The Food and Drug Administration’s Center for Tobacco Products is leveraging emerging technologies to drive new efficiencies across its premarket review process, the center’s Office of Science Director Matt Holman said during an FDA meeting last week.
“These efforts include improving our information technology systems, engaging with stakeholders, significantly increasing our hiring, as well as streamlining our review processes,” Holman said.
In the summer of 2019, courts ordered pre-market applications for newer tobacco products like e-cigarettes, pipes, hookahs and certain types of cigars to be submitted to the agency by Sept. 9, 2020. Products that were submitted by the deadline could remain on the market for up to a year while pending FDA review.
“By implementing the premarket review process for all deemed new tobacco products, we are taking steps to transform the marketplace,” said Holman, whose office is charged with providing CTP with scientific support for regulations and also reviews its tobacco applications. “This undertaking represents a major milestone for tobacco product regulation and for public health as a whole.”
To prepare for FDA’s Sept 9, 2021, deadline to review these submissions, CTP began transforming its workforce, going from 40 employees in 2011 to 500 now, Holman said.
The office also leveraged a multi-faceted approach to its IT systems to make electronic applications more accessible and allow applicants to group submissions.
“I’m very happy to report today that a lot of manufacturers did, in fact, submit electronically,” Holman said. “As a result of all of that preparation, we were successful in receiving over 6.5 million applications within a window of just a few weeks.”

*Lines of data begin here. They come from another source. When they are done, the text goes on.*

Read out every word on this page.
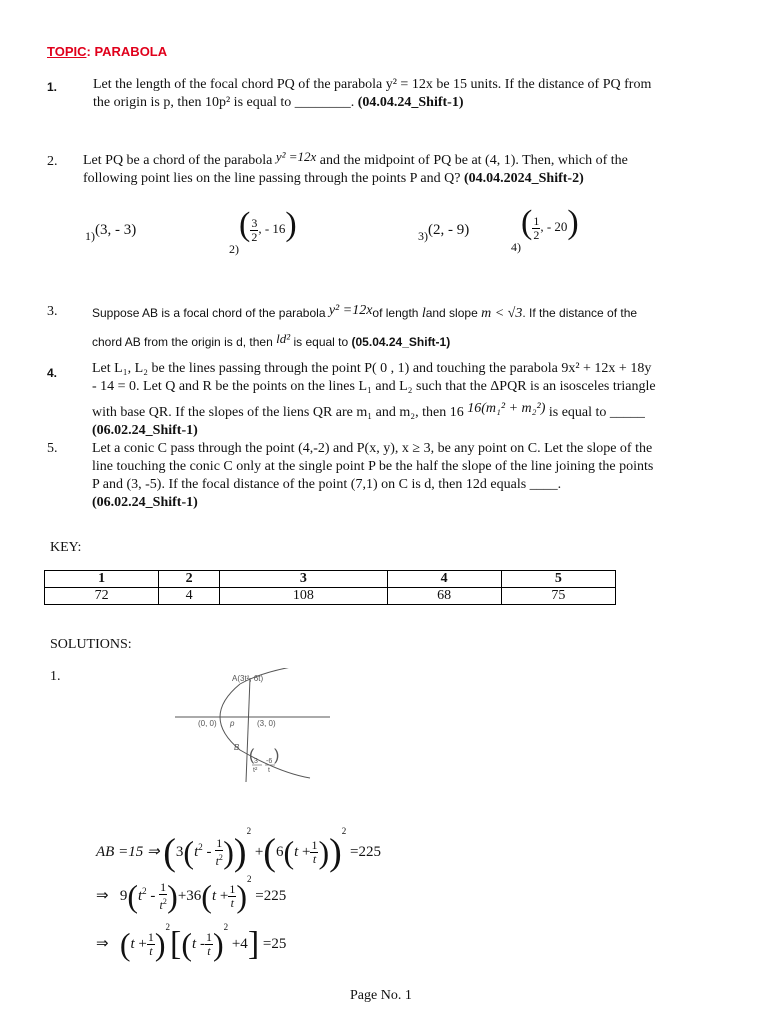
TOPIC: PARABOLA
1.	Let the length of the focal chord PQ of the parabola y² = 12x be 15 units. If the distance of PQ from
the origin is p, then 10p² is equal to ________. (04.04.24_Shift-1)
2. Let PQ be a chord of the parabola y² =12x and the midpoint of PQ be at (4, 1). Then, which of the
following point lies on the line passing through the points P and Q? (04.04.2024_Shift-2)
1)(3, - 3)
$2)( \frac{3}{2}$ , - 16)	3)(2, - 9)
$4)( \frac{1}{2}$ , - 20)
3.	Suppose AB is a focal chord of the parabola y² =12xof length land slope m < √3. If the distance of the
chord AB from the origin is d, then ld² is equal to (05.04.24_Shift-1)
4. Let L₁, L₂ be the lines passing through the point P( 0 , 1) and touching the parabola 9x² + 12x + 18y
- 14 = 0. Let Q and R be the points on the lines L₁ and L₂ such that the ΔPQR is an isosceles triangle
with base QR. If the slopes of the liens QR are m₁ and m₂, then 16 16(m₁² + m₂²) is equal to _____
(06.02.24_Shift-1)
5. Let a conic C pass through the point (4,-2) and P(x, y), x ≥ 3, be any point on C. Let the slope of the
line touching the conic C only at the single point P be the half the slope of the line joining the points
P and (3, -5). If the focal distance of the point (7,1) on C is d, then 12d equals ____.
(06.02.24_Shift-1)
KEY:
1	2	3	4	5
72	4	108	68	75
SOLUTIONS:
1.	A(3t², 6t)
(0, 0) p	(3, 0)
B
3
t²
-6
t
( )
AB =15 ⇒ $(3(t^2 - \frac{1}{t^2} ))^2 +(6(t + \frac{1}{t} ))^2 =225$
⇒   $9(t^2 - \frac{1}{t^2} )+36(t + \frac{1}{t} )^2 =225$
⇒ $(t + \frac{1}{t} )^2[(t - \frac{1}{t} )^2 +4] =25$
Page No. 1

To support these group submissions, FDA developed a new tool — the cloud-based Product Data Service. The tool houses submission product data, which is then used to generate lists of submissions and products received from industry. That tool also helps FDA efficiently determine and report on products under review.

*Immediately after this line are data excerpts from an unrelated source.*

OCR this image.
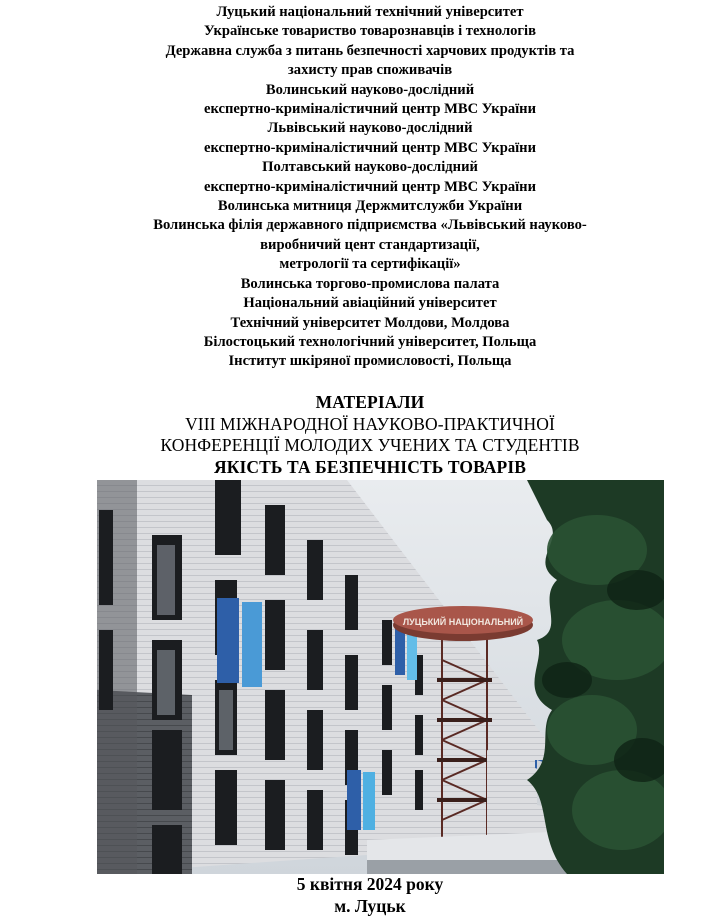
Луцький національний технічний університет
Українське товариство товарознавців і технологів
Державна служба з питань безпечності харчових продуктів та
захисту прав споживачів
Волинський науково-дослідний
експертно-криміналістичний центр МВС України
Львівський науково-дослідний
експертно-криміналістичний центр МВС України
Полтавський науково-дослідний
експертно-криміналістичний центр МВС України
Волинська митниця Держмитслужби України
Волинська філія державного підприємства «Львівський науково-
виробничий цент стандартизації,
метрології та сертифікації»
Волинська торгово-промислова палата
Національний авіаційний університет
Технічний університет Молдови, Молдова
Білостоцький технологічний університет, Польща
Інститут шкіряної промисловості, Польща
МАТЕРІАЛИ
VIII МІЖНАРОДНОЇ НАУКОВО-ПРАКТИЧНОЇ
КОНФЕРЕНЦІЇ МОЛОДИХ УЧЕНИХ ТА СТУДЕНТІВ
ЯКІСТЬ ТА БЕЗПЕЧНІСТЬ ТОВАРІВ
ЛУЦЬКИЙ НАЦІОНАЛЬНИЙ
5 квітня 2024 року
м. Луцьк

The system and workflow can also lead to enhanced data-sharing capabilities and making certain data public, noted Crystal Allard, director of the office’s Division of Regulatory Science and Informatics (DRSI).
As CTP continues to review submissions, Allard noted that there was a large emphasis on consistency to overcome challenges while scaling up.
“We paired staff working on the process with staff working on building IT systems and building new databases to ensure we could consistently provide the same types of information to the reviewers during a consistent process, so that our reviewers were able to understand what was expected of them and could work a very consistent process,” Allard said.